Its radius is [tex]5[/tex].
Step-by-step explanation:
Let [tex](a,\, b)[/tex] represent the center of the circle, and let [tex]r[/tex] represent the radius of this circle. The equation for the circle would be:
[tex](x - a)^2 + (y - b)^2 = r^2[/tex].
Expand the left-hand side of this equation using the binomial expansion:
[tex]\left(x^2 - 2\, a\,x + a^2\right) + \left(y^2 - 2\, b\, y + b^2\right) = r^2[/tex].
[tex]x^2 + (- 2\,a)\, x + y^2 + (-2\, b)\, y + \left(a^2 + b^2 - r^2\right)= 0[/tex].
Compare this equation with the one given in the question:
[tex]x^2 + 8x + y^2 - 14\, y + 40 = 0[/tex].
These two equations should represent the same circle. For that to happen, the coefficients should match. That gives a few equations about [tex]a[/tex], [tex]b[/tex], and [tex]r[/tex].
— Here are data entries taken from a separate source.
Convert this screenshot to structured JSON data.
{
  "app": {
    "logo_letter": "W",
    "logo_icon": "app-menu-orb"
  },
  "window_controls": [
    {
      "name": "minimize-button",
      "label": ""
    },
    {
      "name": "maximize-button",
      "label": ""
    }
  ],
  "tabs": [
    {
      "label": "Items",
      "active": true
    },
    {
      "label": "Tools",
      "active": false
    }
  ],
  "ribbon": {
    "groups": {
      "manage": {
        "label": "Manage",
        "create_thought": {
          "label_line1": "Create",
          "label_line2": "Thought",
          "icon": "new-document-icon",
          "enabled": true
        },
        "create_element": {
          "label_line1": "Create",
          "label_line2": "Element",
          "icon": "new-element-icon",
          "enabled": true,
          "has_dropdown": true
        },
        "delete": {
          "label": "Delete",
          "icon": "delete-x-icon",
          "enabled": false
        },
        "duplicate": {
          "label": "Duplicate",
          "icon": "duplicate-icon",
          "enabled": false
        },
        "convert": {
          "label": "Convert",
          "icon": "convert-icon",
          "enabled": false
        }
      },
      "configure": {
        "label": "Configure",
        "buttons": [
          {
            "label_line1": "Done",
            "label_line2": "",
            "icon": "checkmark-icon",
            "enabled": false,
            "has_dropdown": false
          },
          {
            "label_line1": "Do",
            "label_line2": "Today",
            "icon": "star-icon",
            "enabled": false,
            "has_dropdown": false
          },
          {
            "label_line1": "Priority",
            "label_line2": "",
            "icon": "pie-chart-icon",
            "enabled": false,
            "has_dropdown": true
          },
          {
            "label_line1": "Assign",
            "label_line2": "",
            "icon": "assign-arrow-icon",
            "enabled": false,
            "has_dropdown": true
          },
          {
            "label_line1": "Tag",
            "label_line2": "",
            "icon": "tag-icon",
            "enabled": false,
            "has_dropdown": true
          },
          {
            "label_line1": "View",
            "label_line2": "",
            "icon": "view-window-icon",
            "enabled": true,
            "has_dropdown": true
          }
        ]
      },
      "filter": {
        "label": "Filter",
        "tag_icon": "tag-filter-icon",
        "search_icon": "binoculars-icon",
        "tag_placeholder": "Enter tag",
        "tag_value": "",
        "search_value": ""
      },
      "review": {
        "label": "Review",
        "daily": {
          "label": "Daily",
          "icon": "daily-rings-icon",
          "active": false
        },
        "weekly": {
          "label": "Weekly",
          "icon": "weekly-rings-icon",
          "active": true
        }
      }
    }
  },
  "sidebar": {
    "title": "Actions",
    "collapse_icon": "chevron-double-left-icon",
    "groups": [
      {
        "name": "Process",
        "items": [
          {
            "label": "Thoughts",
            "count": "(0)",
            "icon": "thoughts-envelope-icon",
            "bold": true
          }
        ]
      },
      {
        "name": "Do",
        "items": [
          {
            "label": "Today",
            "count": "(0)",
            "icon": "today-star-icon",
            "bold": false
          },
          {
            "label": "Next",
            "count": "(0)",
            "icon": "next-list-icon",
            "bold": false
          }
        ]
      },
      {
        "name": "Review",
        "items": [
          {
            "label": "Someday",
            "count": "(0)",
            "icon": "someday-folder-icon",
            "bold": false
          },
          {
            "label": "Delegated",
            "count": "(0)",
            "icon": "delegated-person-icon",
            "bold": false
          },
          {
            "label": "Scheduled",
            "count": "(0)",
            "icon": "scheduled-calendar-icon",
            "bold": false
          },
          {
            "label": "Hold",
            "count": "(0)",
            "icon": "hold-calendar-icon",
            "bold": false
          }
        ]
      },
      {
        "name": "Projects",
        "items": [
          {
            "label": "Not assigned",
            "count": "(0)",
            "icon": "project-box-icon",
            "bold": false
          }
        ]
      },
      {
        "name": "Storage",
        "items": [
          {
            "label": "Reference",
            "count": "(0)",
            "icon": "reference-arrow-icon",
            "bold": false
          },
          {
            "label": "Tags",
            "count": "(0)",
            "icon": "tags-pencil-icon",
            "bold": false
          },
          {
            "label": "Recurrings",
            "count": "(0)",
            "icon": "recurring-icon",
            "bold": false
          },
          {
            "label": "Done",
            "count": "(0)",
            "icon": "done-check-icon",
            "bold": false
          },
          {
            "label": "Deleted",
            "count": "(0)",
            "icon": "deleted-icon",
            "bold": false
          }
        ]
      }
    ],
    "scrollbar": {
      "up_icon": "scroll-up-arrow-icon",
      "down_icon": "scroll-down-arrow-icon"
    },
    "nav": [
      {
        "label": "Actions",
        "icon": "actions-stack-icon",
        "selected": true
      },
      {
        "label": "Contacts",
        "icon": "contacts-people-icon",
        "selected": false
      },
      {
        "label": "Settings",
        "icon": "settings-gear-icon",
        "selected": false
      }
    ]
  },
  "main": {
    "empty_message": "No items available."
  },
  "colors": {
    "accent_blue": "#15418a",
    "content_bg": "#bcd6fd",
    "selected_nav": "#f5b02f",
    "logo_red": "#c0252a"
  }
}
- The coefficients for [tex]x[/tex] should match: [tex](-2\,a ) =8 \implies a = -4[/tex].
- The coefficients for [tex]y[/tex] should match: [tex](-2\, b) = -14 \implies b = 7[/tex].
- The constant terms should match: [tex]a^2 + b^2 - r^2 = 40[/tex].
However, it is already determined that [tex]a = -4[/tex] and [tex]b = 7[/tex]. That means [tex]a^2 + b^2 - r^2 = (-4)^2 + 7^2 - r^2 = 65 - r^2[/tex].
[tex]65 - r^2 = 40 \implies r^2 = 25 \implies r = 5[/tex].
Hence, the radius of this circle is [tex]r = 5[/tex]. Also, its center is at [tex](a,\, b) = (-4,\, 7)[/tex].